Regexp in conditional

Hi,

I'm trying to apply a tag based on the contents of a field. I've been trying it like this:

if [field.keyword] =~ /^(TEST|test)-.*$/ {
          mutate { add_tag => [ "TEST" ] } }
       }

The above does not work, the tag never gets applied even though the contents of the field looks like this:

TEST-somedata
or
test-somedata

What is the issue with the regex above?

Does your field name have a period in it, or is your field an object with a keyword field inside? If it is the latter then use [field][keyword].

You're right about the object with a keyword field inside it, i've changed it to [field][keyword] but the problem still persists. The tag "TEST" is not being applied even though the contents of the field contains TEST-SOMEDATA.

Well the regex works. If I run

    mutate { add_field => { "[field][keyword]" => "TEST-SOMEDATA" } }
    if [field][keyword] =~ /^(TEST|test)-.*$/ {
        mutate { add_tag => [ "TEST" ] }
    }

then the tag gets added. I see that you have an extra } on the mutate filter. Is that intended?

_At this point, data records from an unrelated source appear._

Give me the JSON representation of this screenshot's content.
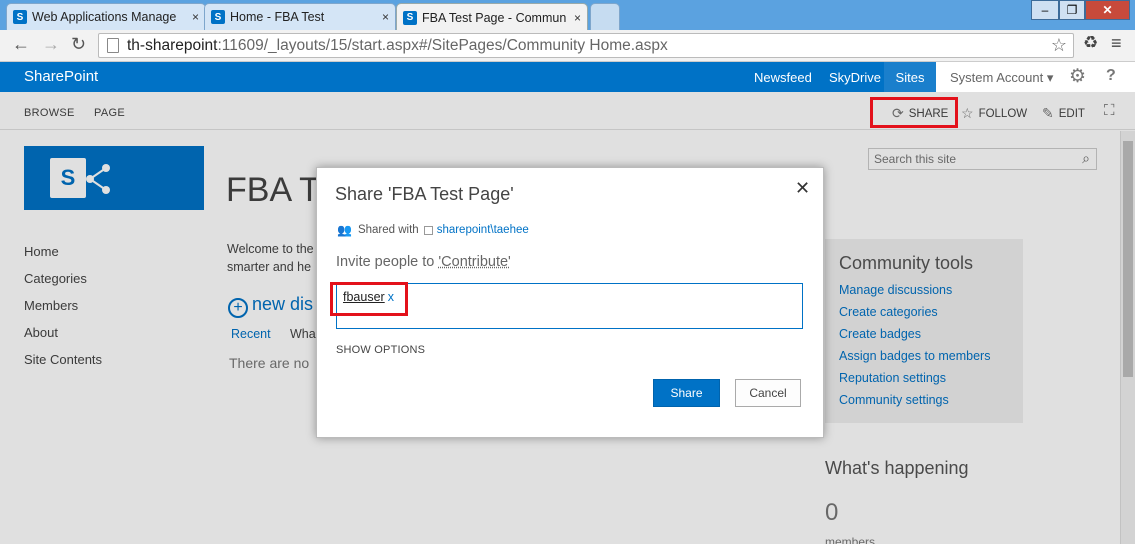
{
  "browser": {
    "tabs": [
      {
        "title": "Web Applications Manage",
        "favicon": "S",
        "active": false
      },
      {
        "title": "Home - FBA Test",
        "favicon": "S",
        "active": false
      },
      {
        "title": "FBA Test Page - Commun",
        "favicon": "S",
        "active": true
      }
    ],
    "url_host": "th-sharepoint",
    "url_path": ":11609/_layouts/15/start.aspx#/SitePages/Community Home.aspx",
    "window_controls": {
      "minimize": "–",
      "restore": "❐",
      "close": "✕"
    }
  },
  "suitebar": {
    "brand": "SharePoint",
    "links": {
      "newsfeed": "Newsfeed",
      "skydrive": "SkyDrive",
      "sites": "Sites"
    },
    "account": "System Account ▾",
    "brand_color": "#0072c6"
  },
  "ribbon": {
    "tabs": {
      "browse": "BROWSE",
      "page": "PAGE"
    },
    "actions": {
      "share": "SHARE",
      "follow": "FOLLOW",
      "edit": "EDIT"
    }
  },
  "site": {
    "title": "FBA Te",
    "search_placeholder": "Search this site",
    "quick_launch": [
      "Home",
      "Categories",
      "Members",
      "About",
      "Site Contents"
    ],
    "welcome_line1": "Welcome to the",
    "welcome_line2": "smarter and he",
    "new_discussion": "new dis",
    "filter_recent": "Recent",
    "filter_what": "Wha",
    "no_discussions": "There are no"
  },
  "community_tools": {
    "heading": "Community tools",
    "links": [
      "Manage discussions",
      "Create categories",
      "Create badges",
      "Assign badges to members",
      "Reputation settings",
      "Community settings"
    ]
  },
  "whats_happening": {
    "heading": "What's happening",
    "member_count": "0",
    "member_label": "members"
  },
  "dialog": {
    "title": "Share 'FBA Test Page'",
    "close": "✕",
    "shared_with_label": "Shared with",
    "shared_with_user": "sharepoint\\taehee",
    "invite_prefix": "Invite people to ",
    "invite_permission": "'Contribute'",
    "invitee": "fbauser",
    "invitee_remove": "x",
    "show_options": "SHOW OPTIONS",
    "share_button": "Share",
    "cancel_button": "Cancel"
  },
  "highlight_color": "#e3111b"
}
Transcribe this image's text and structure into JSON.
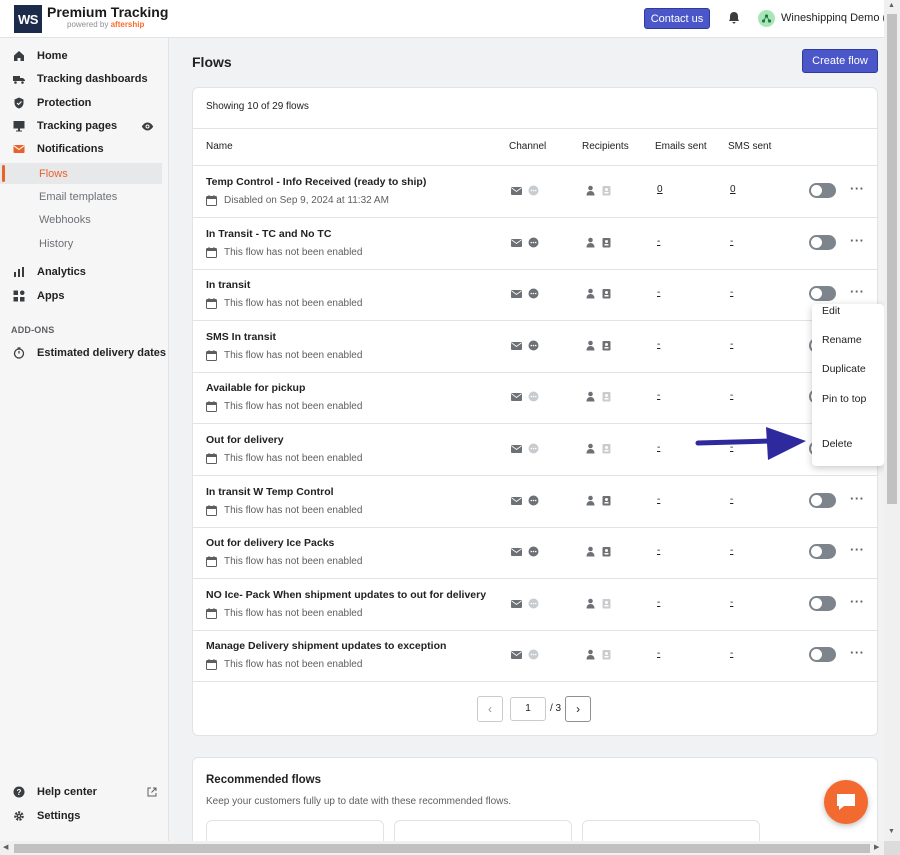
{
  "header": {
    "logo_text": "WS",
    "brand_title": "Premium Tracking",
    "brand_sub_prefix": "powered by",
    "brand_sub_company": "aftership",
    "contact_label": "Contact us",
    "account_name": "Wineshippinq Demo (...",
    "accent_color": "#4b57c9"
  },
  "sidebar": {
    "items": [
      {
        "label": "Home",
        "icon": "home-icon"
      },
      {
        "label": "Tracking dashboards",
        "icon": "truck-icon"
      },
      {
        "label": "Protection",
        "icon": "shield-icon"
      },
      {
        "label": "Tracking pages",
        "icon": "monitor-icon"
      },
      {
        "label": "Notifications",
        "icon": "mail-icon"
      },
      {
        "label": "Analytics",
        "icon": "bar-chart-icon"
      },
      {
        "label": "Apps",
        "icon": "apps-icon"
      },
      {
        "label": "Estimated delivery dates",
        "icon": "timer-icon"
      },
      {
        "label": "Help center",
        "icon": "help-icon"
      },
      {
        "label": "Settings",
        "icon": "gear-icon"
      }
    ],
    "sub_items": [
      "Flows",
      "Email templates",
      "Webhooks",
      "History"
    ],
    "active_sub": "Flows",
    "addons_label": "ADD-ONS"
  },
  "main": {
    "title": "Flows",
    "create_label": "Create flow",
    "showing": "Showing 10 of 29 flows",
    "columns": [
      "Name",
      "Channel",
      "Recipients",
      "Emails sent",
      "SMS sent"
    ],
    "rows": [
      {
        "name": "Temp Control - Info Received (ready to ship)",
        "status": "Disabled on Sep 9, 2024 at 11:32 AM",
        "emails": "0",
        "sms": "0",
        "sms_active": false
      },
      {
        "name": "In Transit - TC and No TC",
        "status": "This flow has not been enabled",
        "emails": "-",
        "sms": "-",
        "sms_active": true
      },
      {
        "name": "In transit",
        "status": "This flow has not been enabled",
        "emails": "-",
        "sms": "-",
        "sms_active": true
      },
      {
        "name": "SMS In transit",
        "status": "This flow has not been enabled",
        "emails": "-",
        "sms": "-",
        "sms_active": true
      },
      {
        "name": "Available for pickup",
        "status": "This flow has not been enabled",
        "emails": "-",
        "sms": "-",
        "sms_active": false
      },
      {
        "name": "Out for delivery",
        "status": "This flow has not been enabled",
        "emails": "-",
        "sms": "-",
        "sms_active": false
      },
      {
        "name": "In transit W Temp Control",
        "status": "This flow has not been enabled",
        "emails": "-",
        "sms": "-",
        "sms_active": true
      },
      {
        "name": "Out for delivery Ice Packs",
        "status": "This flow has not been enabled",
        "emails": "-",
        "sms": "-",
        "sms_active": true
      },
      {
        "name": "NO Ice- Pack When shipment updates to out for delivery",
        "status": "This flow has not been enabled",
        "emails": "-",
        "sms": "-",
        "sms_active": false
      },
      {
        "name": "Manage Delivery shipment updates to exception",
        "status": "This flow has not been enabled",
        "emails": "-",
        "sms": "-",
        "sms_active": false
      }
    ],
    "pager": {
      "current": "1",
      "total": "/ 3"
    },
    "recommended": {
      "title": "Recommended flows",
      "subtitle": "Keep your customers fully up to date with these recommended flows."
    }
  },
  "menu": {
    "items": [
      "Edit",
      "Rename",
      "Duplicate",
      "Pin to top",
      "Delete"
    ]
  }
}
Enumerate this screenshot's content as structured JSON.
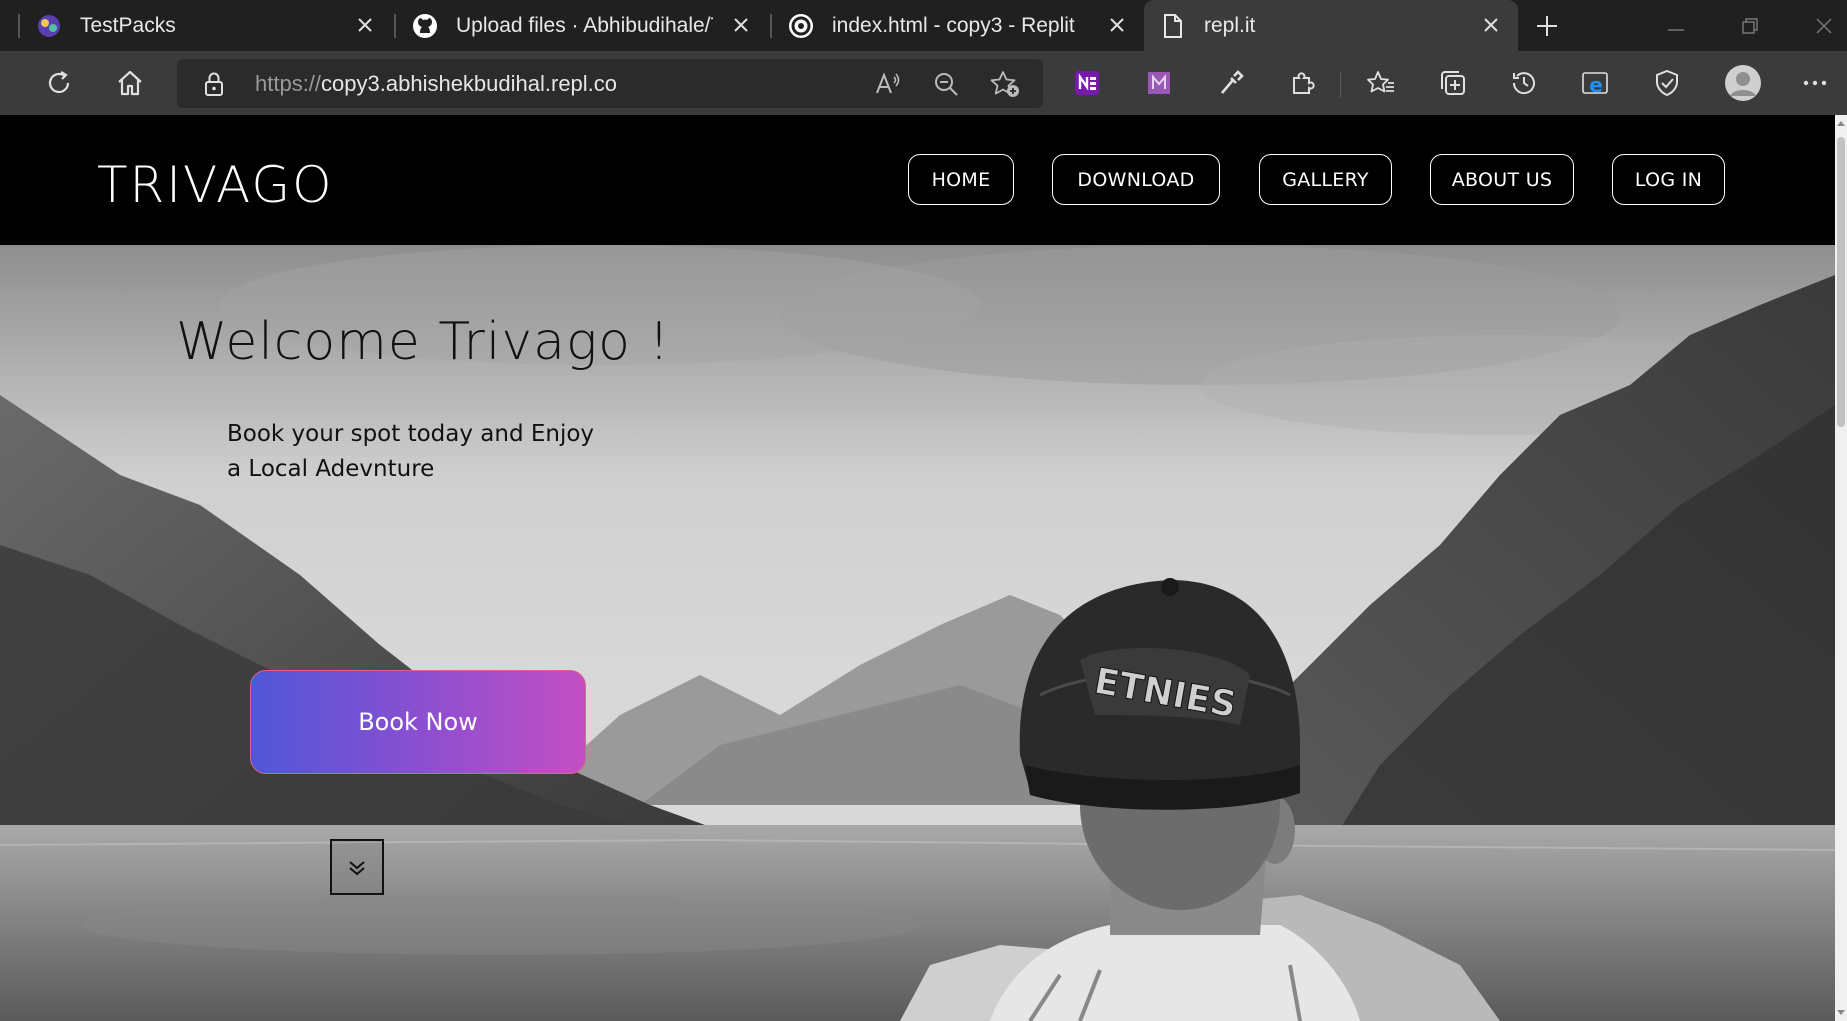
{
  "browser": {
    "tabs": [
      {
        "title": "TestPacks",
        "icon": "testpacks-icon"
      },
      {
        "title": "Upload files · Abhibudihale/Trav",
        "icon": "github-icon"
      },
      {
        "title": "index.html - copy3 - Replit",
        "icon": "replit-icon"
      },
      {
        "title": "repl.it",
        "icon": "page-icon"
      }
    ],
    "active_tab": 3,
    "url_prefix": "https://",
    "url_host": "copy3.abhishekbudihal.repl.co"
  },
  "site": {
    "brand": "TRIVAGO",
    "nav": [
      {
        "label": "HOME"
      },
      {
        "label": "DOWNLOAD"
      },
      {
        "label": "GALLERY"
      },
      {
        "label": "ABOUT US"
      },
      {
        "label": "LOG IN"
      }
    ],
    "hero": {
      "title": "Welcome Trivago !",
      "subtitle_line1": "Book your spot today and Enjoy",
      "subtitle_line2": "a Local Adevnture",
      "cta": "Book Now",
      "cap_text": "ETNIES"
    }
  },
  "colors": {
    "chrome_bg": "#202020",
    "toolbar_bg": "#3b3b3b",
    "header_bg": "#000000",
    "cta_gradient_start": "#4f57d8",
    "cta_gradient_end": "#c44fc4"
  }
}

Hmm, i think there is something wrong with this configuration, but it still runs..

filter {
  if "syslog" in [tags] or "syslog-tcp" in [tags] and "pre-processed" not in [tags] {
    if "test" in [ServiceName] {
        mutate {
            add_tag => [ "test2" ]
        }
        grok {
        patterns_dir => ["/etc/logstash/conf.d/patterns"]
        break_on_match => false
        match => [
            "message", "NetworkDeviceName=%{HOSTNAME:KundID-SiteID}",
            "message", "NOTICE Passed-Authentication: %{CISCO_REASON:Authentication}",
            "message", "NOTICE Failed-Attempt: %{CISCO_REASON:Authentication}",
            "message", "NAS-IP-Address=%{IP:Switch_IP}",
            "message", "Framed-IP-Address=%{IP:Client_IP}",
            "message", "NAS-Port-Id=%{NOTSPACE:Switch_port}",
            "message", "Calling-Station-ID=%{MAC:Client_MAC_address}",
            "message", "Response={User-Name=%{PROG:Authenticator_ID}",
            "message", "Response=\\{User-Name=%{MAC:Authenticator_ID}",
            "message", "Response={UserName=%{MAC:Authenticator_ID}",
            "message", "Response=\\{UserName=%{MAC:Authenticator_ID}",
            "message", "EndPointMACAddress=%{MAC:Client_MAC_address}",
            "message", "NetworkDeviceGroups=Location(?<location>(#.*?)\,)",
            "message", "SelectedAuthorizationProfiles=%{USERNAME:auth_profile}",
            "message", "PostureAssessmentStatus=%{HOSTNAME:posture_status}"
        ]
        }
        mutate {
           gsub => [
           # remove all "," on field Switch_port
           "Switch_port", ",", "",
           # remove all ";\" on field Authenticator_ID
           "Authenticator_ID", "[;\\]", ""
                  ]
         }
        if [KundID-SiteID][keyword] =~ /^(TEST|test)-.*$/ {
          mutate { add_tag => [ "TEST" ] } }
       }
    }
  }

The .keyword field does not exist until the data is ingested into elasticsearch. In logstash you should test

if [KundID-SiteID] =~ /^(TEST|test)-.*$/ {
1 Like

This worked, thank you for the assistance!

I have another question, the GROK fields only shows in the first ELK stack, not the second in which we forward the same events. Is there a way to keep the fields being applied by the first logstash instance in order to prevent performing the same grok operations again?

Hopefully that makes sense :slight_smile:

If you are forwarding the entire event it should retain any fields you are adding using grok. If you just forward the original [message] field then it will not.

How are you forwarding events?

Like this:

syslog        {
                    host => "host.example.com"
                    port => 514
                    protocol => "tcp"
                    id => "syslog_output_example"
                }

Perhaps i should specify the "message" parameter to something else other than the default %{message} ? Would %{_source} work?

You are using syslog output and input to move events between logstash instances? I would suggest switching to a lumberjack output and a beats input. If you are really married to syslog you can do something like this to send the entire event.